We will try the 3 propopsed algorithms ( linear regression, linear SVM and XGboost) and pick the best performing one.

### 2.1 Text pre-processing

In [46]:
###################################
#0. Split data set into train/test
#################################
# This code is inspired from : https://scikit-learn.org/stable/modules/generated/sklearn.model_selection.train_test_split.html

from sklearn.model_selection import train_test_split
X=df["text"]
y=df["label"]

X_train, X_test, y_train, y_test = train_test_split(
    X, y, test_size=0.2, random_state=42) # I split the text : 80% training, 20% test
############################
# 1. TF-IFD
############################

# Using sklearn TfidfVectorizer, we can directly pre-processed our text:
# - everything in lowercase
# - tokenize words
# - every feature of same length 

# We finally return the inverse frequency of each token according to all documents.

## This code is adapted from https://scikit-learn.org/stable/modules/generated/sklearn.feature_extraction.text.TfidfVectorizer.html
from sklearn.feature_extraction.text import TfidfVectorizer

vectorizer = TfidfVectorizer(strip_accents="unicode", # I want to strip all accents
                             lowercase=True,  # I want everything lowercase
                             stop_words="english", # I want to delete common stop words in english
                             min_df=5,  # I want words to be at least in 5 documents
                             max_df=0.8 # very frequent words are not useful to distinguish between documents
                            ) 


X_train = vectorizer.fit_transform(X_train)
X_test=vectorizer.transform(X_test) # I transform X_test according to X_train frequency per document over apperance in every documents



### 2.2 Linear SVM

In [51]:
from sklearn.svm import LinearSVC
from sklearn.metrics import f1_score

SVM=LinearSVC(random_state=0, tol=1e-5,class_weight="balanced")
SVM.fit(X_train,y_train)

SVM.score(X_test,y_test) # Accuracy

f1_score_macro_SVM=f1_score(y_test, SVM.predict(X_test), average='macro') # Macro F_1 score -->"harmonic mean of the precision and recall" https://scikit-learn.org/stable/modules/generated/sklearn.metrics.f1_score.html
print("F1 score macro SVM: ",f1_score_macro_SVM)

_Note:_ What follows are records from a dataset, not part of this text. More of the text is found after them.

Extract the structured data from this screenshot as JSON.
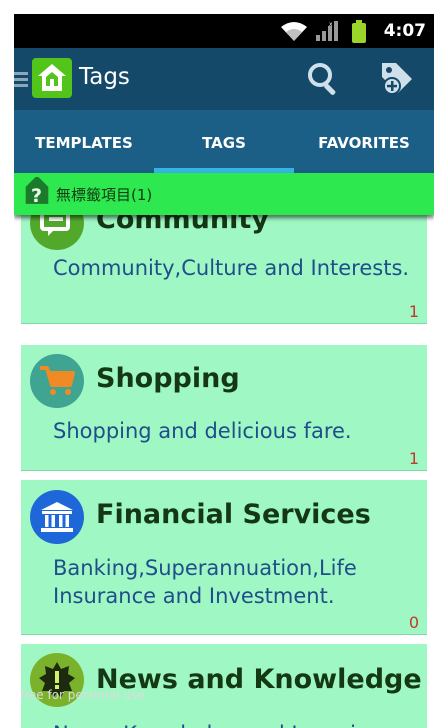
{
  "status_bar": {
    "time": "4:07",
    "icons": [
      "wifi-icon",
      "signal-icon",
      "battery-icon"
    ],
    "battery_color": "#9bd52a"
  },
  "action_bar": {
    "title": "Tags",
    "app_icon": "home-tag-icon",
    "search_icon": "search-icon",
    "add_tag_icon": "add-tag-icon",
    "color": "#14496a"
  },
  "tabs": [
    {
      "label": "TEMPLATES",
      "active": false
    },
    {
      "label": "TAGS",
      "active": true
    },
    {
      "label": "FAVORITES",
      "active": false
    }
  ],
  "untagged": {
    "label": "無標籤項目(1)",
    "icon": "question-tag-icon",
    "color": "#2ee84f"
  },
  "categories": [
    {
      "title": "Community",
      "description": "Community,Culture and Interests.",
      "count": "1",
      "icon": "chat-bubble-icon",
      "icon_color": "#52a82a"
    },
    {
      "title": "Shopping",
      "description": "Shopping and delicious fare.",
      "count": "1",
      "icon": "shopping-cart-icon",
      "icon_color": "#3fa491"
    },
    {
      "title": "Financial Services",
      "description": "Banking,Superannuation,Life Insurance and Investment.",
      "count": "0",
      "icon": "bank-icon",
      "icon_color": "#1e67d8"
    },
    {
      "title": "News and Knowledge",
      "description": "News, Knowledge and Learning",
      "count": "",
      "icon": "alert-burst-icon",
      "icon_color": "#7ab32b"
    }
  ],
  "card_color": "#9ff7c4",
  "watermark": "free for personal use"
}
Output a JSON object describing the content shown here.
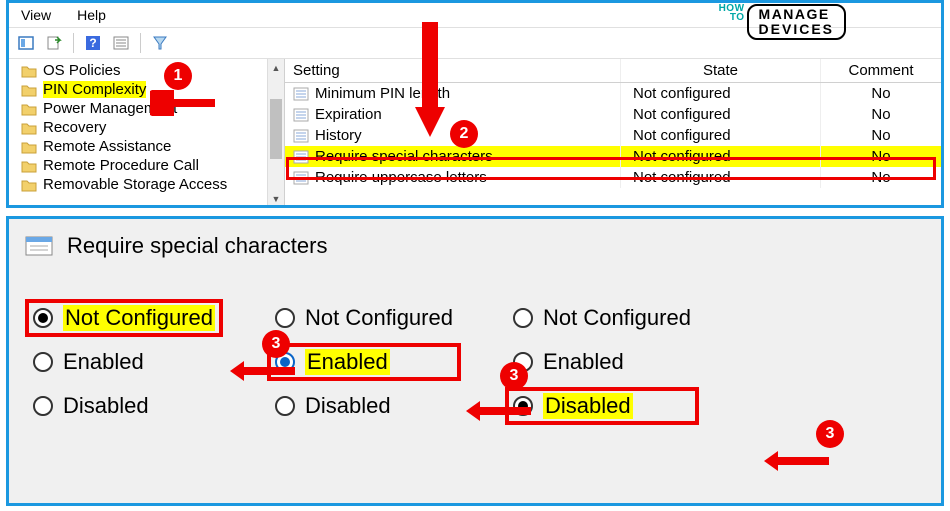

F1 score macro SVM:  0.1643204293076342


## 2.3 Logistic regression

In [52]:
from sklearn.linear_model import LogisticRegression

LR=LogisticRegression(random_state=0, tol=1e-5,class_weight="balanced") # we have 40 categories, but some are over-represented. Therefore, we balanced
                                                                 # weights according to their initial frequency in training set
LR.fit(X_train,y_train)

LR.score(X_test,y_test)

f1_score_macro_LR=f1_score(y_test, LR.predict(X_test), average='macro')
print("F1 score macro LR: ",f1_score_macro_LR)

F1 score macro LR:  0.3944886061291781


### 2.4 XGboost

Considering the high dimensionality of our data , XGboost takes too much time to run and SVM or LR are already strong baseline ML algorithm to compare our transformers too.